Change Data Capture with Debezium
Change Data Capture (CDC) turns a database’s write-ahead log into a stream of events: every insert, update, and delete that hits a table is captured and published to Kafka, in commit order, with almost no load on the source. Debezium is the de-facto open-source CDC platform, shipping as a family of Kafka Connect source connectors for MySQL, PostgreSQL, MongoDB, SQL Server, Oracle, and more. Unlike a JDBC source that polls and re-queries tables, Debezium reads the database’s own transaction log — MySQL’s binlog or Postgres’s WAL — so it sees deletes, never misses a change between polls, and captures the exact before/after state of every row. This page explains how log-based CDC works, the shape of a Debezium change event, snapshotting, and how to configure the MySQL and Postgres connectors.
Why log-based CDC beats polling
A polling source connector issues a SELECT ... WHERE updated_at > ? on a schedule. That approach can’t see hard deletes (the row is simply gone), misses intermediate updates that happen between two polls, and adds query load that grows with table size.
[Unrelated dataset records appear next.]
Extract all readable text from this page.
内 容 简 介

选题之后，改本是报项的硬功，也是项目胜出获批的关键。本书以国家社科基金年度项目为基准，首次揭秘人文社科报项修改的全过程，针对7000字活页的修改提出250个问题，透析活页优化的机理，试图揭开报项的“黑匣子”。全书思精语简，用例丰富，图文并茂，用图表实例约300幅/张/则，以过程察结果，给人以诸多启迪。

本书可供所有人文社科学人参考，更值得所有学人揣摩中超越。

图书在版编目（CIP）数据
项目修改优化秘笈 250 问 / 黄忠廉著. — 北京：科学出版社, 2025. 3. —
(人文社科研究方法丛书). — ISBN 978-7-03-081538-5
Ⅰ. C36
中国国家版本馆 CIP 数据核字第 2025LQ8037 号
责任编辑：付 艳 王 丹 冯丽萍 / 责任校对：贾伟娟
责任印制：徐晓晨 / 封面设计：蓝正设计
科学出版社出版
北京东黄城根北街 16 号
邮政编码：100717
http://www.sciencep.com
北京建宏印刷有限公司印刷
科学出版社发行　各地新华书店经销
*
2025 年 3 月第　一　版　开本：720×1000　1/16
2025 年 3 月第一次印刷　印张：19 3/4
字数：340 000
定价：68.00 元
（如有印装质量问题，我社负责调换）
Log-based CDC sidesteps all of this by tailing the structure the database already maintains for replication and crash recovery.
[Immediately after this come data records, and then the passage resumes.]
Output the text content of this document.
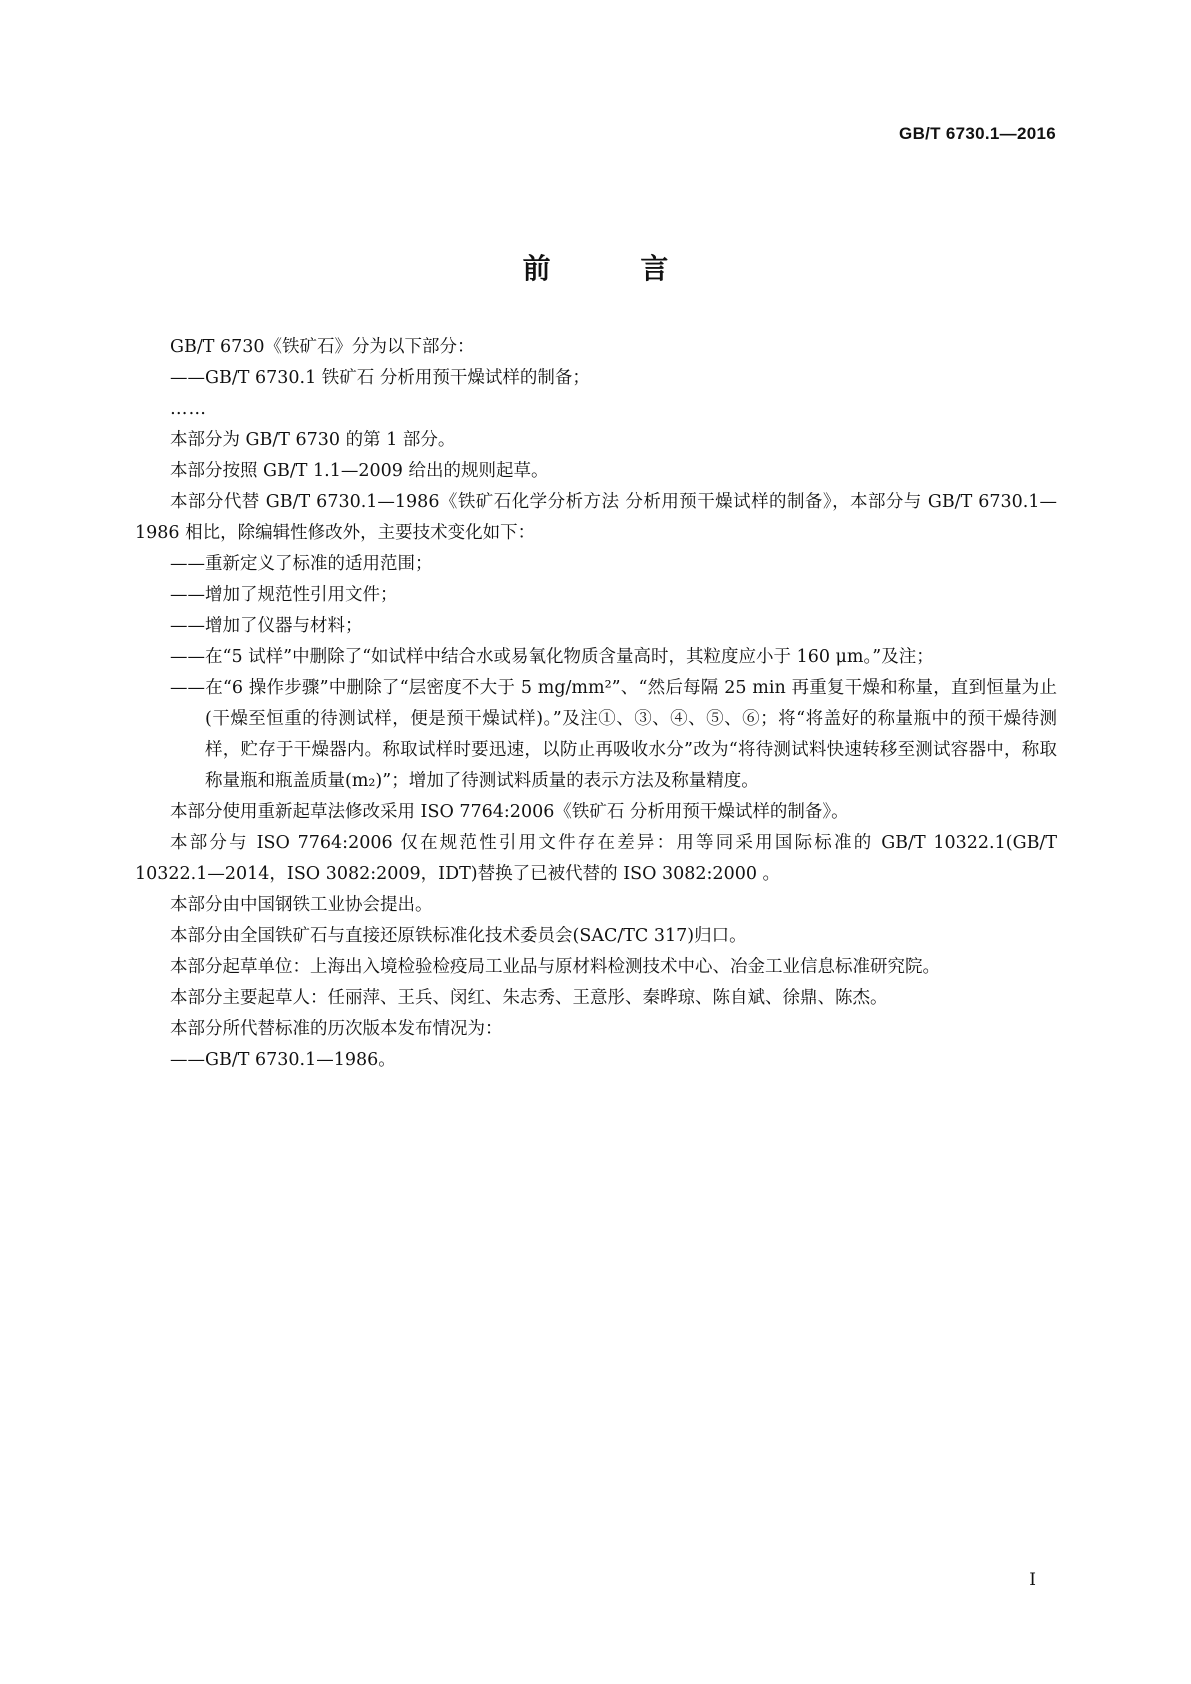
GB/T 6730.1—2016
前 言

GB/T 6730《铁矿石》分为以下部分：

——GB/T 6730.1 铁矿石 分析用预干燥试样的制备；

……

本部分为 GB/T 6730 的第 1 部分。

本部分按照 GB/T 1.1—2009 给出的规则起草。

本部分代替 GB/T 6730.1—1986《铁矿石化学分析方法 分析用预干燥试样的制备》，本部分与 GB/T 6730.1—1986 相比，除编辑性修改外，主要技术变化如下：

——重新定义了标准的适用范围；

——增加了规范性引用文件；

——增加了仪器与材料；

——在“5 试样”中删除了“如试样中结合水或易氧化物质含量高时，其粒度应小于 160 μm。”及注；

——在“6 操作步骤”中删除了“层密度不大于 5 mg/mm²”、“然后每隔 25 min 再重复干燥和称量，直到恒量为止(干燥至恒重的待测试样，便是预干燥试样)。”及注①、③、④、⑤、⑥；将“将盖好的称量瓶中的预干燥待测样，贮存于干燥器内。称取试样时要迅速，以防止再吸收水分”改为“将待测试料快速转移至测试容器中，称取称量瓶和瓶盖质量(m₂)”；增加了待测试料质量的表示方法及称量精度。

本部分使用重新起草法修改采用 ISO 7764:2006《铁矿石 分析用预干燥试样的制备》。

本部分与 ISO 7764:2006 仅在规范性引用文件存在差异：用等同采用国际标准的 GB/T 10322.1(GB/T 10322.1—2014，ISO 3082:2009，IDT)替换了已被代替的 ISO 3082:2000 。

本部分由中国钢铁工业协会提出。

本部分由全国铁矿石与直接还原铁标准化技术委员会(SAC/TC 317)归口。

本部分起草单位：上海出入境检验检疫局工业品与原材料检测技术中心、冶金工业信息标准研究院。

本部分主要起草人：任丽萍、王兵、闵红、朱志秀、王意彤、秦晔琼、陈自斌、徐鼎、陈杰。

本部分所代替标准的历次版本发布情况为：

——GB/T 6730.1—1986。

I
| Aspect | JDBC polling source | Debezium (log-based CDC) |
|---|---|---|
| Captures deletes | No | Yes |
| Captures every intermediate update | No (only latest at poll time) | Yes (every committed change) |
| Source load | Repeated SELECT queries | Reads the log, near-zero query load |
| Ordering | Per-poll, best-effort | Strict commit order |
| Requires schema column | Needs a monotonic/timestamp column | No application schema requirement |
Log-based CDC requires database-side configuration: MySQL needs
binlog_format=ROWandbinlog_row_image=FULL; Postgres needswal_level=logical. Without these the connector cannot capture full row images and will fail to start.
The Debezium change-event envelope
Every captured change becomes a Kafka record whose value is a structured envelope. The key carries the row’s primary key; the value carries the before state, the after state, an op code, and source metadata describing where the change came from in the log.
{
"before": null,
"after": {
"id": 1001,
"email": "[email protected]",
"status": "ACTIVE"
},
"source": {
"db": "shop",
"table": "customers",
"ts_ms": 1717200000000,
"pos": 154892,
"snapshot": "false"
},
"op": "c",
"ts_ms": 1717200000123
}
The op field is the most important part of the envelope:
op | Meaning | before | after |
|---|---|---|---|
c | Create (insert) | null | new row |
u | Update | old row | new row |
d | Delete | old row | null |
r | Read (snapshot row) | null | row image |
A delete also emits a follow-up tombstone record — the same key with a null value — so log-compacted topics can physically remove the deleted key. You can disable tombstones with tombstones.on.delete=false when you don’t compact.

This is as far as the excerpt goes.